Laurie Baumgarten, who lives within 500 feet of the UC Storage building, is one of a group of neighbors who are suing the city over placement of antennas on that building.
After a protracted battle before ZAB and an appeal to the City Council, councilmembers eventually agreed to the placement of 11 antennas on the building, their presence marked by thick black cables that scale the building’s eastern wall.
“This is not a public hearing,” Baumgarten told commissioners. “This is a joke.”
Baumgarten said that in the three years she had been involved in fighting the placements, she had never received notice of official meetings on the ordinance. But Cosin said Baumgarten’s spouse, Michael Barglow, had been notified.
Other neighbors said they hadn’t been notified either, and in the end a signup sheet was passed through the audience to collect addresses and e-mails for those who wished to be notified of upcoming sessions.
Neither version of the ordinance—the draft prepared earlier before the Ninth Circuit ruling, and the staff revisions included in the report—are likely to please critics, whose real fears are of possible effects arising from living and working near high energy sources of electromagnetic radiation.
Cell companies contend that even when clustered together the towers pose no dangers to nearby residents. Neighbors charge that the current U.S. standards allow far more radiation than permitted in most European countries.

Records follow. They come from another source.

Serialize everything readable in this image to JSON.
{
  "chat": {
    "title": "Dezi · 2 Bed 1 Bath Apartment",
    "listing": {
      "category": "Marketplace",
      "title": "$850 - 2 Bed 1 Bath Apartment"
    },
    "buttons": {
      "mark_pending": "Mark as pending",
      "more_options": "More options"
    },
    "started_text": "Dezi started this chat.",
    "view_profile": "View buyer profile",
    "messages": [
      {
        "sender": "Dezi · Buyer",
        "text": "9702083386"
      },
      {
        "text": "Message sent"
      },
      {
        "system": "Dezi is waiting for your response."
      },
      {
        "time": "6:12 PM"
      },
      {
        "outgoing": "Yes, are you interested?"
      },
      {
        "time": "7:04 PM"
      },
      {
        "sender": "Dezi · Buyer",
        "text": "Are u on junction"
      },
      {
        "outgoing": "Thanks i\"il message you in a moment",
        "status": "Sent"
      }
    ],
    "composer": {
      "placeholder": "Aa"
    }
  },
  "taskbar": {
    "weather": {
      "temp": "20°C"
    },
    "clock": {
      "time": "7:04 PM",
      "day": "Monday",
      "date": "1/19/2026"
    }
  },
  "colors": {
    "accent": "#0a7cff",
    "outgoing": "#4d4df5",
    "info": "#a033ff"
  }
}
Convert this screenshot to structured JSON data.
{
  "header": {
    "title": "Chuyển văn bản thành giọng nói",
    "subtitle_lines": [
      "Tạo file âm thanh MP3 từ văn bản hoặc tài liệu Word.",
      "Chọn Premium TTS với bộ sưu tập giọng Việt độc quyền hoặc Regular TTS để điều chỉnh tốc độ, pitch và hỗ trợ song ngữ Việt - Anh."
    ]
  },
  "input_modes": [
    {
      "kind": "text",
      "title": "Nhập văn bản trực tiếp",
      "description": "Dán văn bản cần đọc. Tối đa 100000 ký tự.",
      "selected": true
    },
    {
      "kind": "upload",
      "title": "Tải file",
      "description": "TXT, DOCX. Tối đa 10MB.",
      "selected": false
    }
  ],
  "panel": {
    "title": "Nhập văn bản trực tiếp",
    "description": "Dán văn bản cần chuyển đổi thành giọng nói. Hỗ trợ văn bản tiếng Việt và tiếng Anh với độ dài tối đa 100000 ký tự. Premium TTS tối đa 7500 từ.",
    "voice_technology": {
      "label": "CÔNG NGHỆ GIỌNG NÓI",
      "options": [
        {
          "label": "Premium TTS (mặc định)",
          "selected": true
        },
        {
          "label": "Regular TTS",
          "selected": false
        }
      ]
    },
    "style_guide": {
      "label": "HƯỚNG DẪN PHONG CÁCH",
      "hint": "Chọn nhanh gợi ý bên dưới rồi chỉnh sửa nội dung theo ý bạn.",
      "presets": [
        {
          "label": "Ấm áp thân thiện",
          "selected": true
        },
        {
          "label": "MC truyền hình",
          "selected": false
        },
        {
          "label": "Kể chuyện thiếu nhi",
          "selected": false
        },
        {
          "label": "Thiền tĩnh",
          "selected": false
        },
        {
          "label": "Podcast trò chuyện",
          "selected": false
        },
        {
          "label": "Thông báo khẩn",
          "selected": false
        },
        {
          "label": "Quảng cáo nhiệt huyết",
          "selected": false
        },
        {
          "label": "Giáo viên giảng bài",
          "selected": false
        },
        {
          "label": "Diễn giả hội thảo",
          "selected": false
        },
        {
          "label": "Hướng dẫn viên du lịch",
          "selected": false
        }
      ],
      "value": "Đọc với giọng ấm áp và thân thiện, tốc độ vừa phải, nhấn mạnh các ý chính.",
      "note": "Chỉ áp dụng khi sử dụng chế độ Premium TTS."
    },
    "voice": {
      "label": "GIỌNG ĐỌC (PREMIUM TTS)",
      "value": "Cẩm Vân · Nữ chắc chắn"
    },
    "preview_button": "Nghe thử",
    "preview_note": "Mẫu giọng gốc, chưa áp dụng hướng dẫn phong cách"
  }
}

Given that the Berkeley police called out extra manpower to handle the council session where the UC Storage antennas were approved, and the strong fears about the French Hotel placements, the Nov. 19 Planning Commission could prove interesting.
Meanwhile, the lawsuit BNAFU—the Berkeley Neighborhood Antenna-Free Union—filed challenging the UC Storage placements continues, with one councilmember already deposed and more questions in the offing.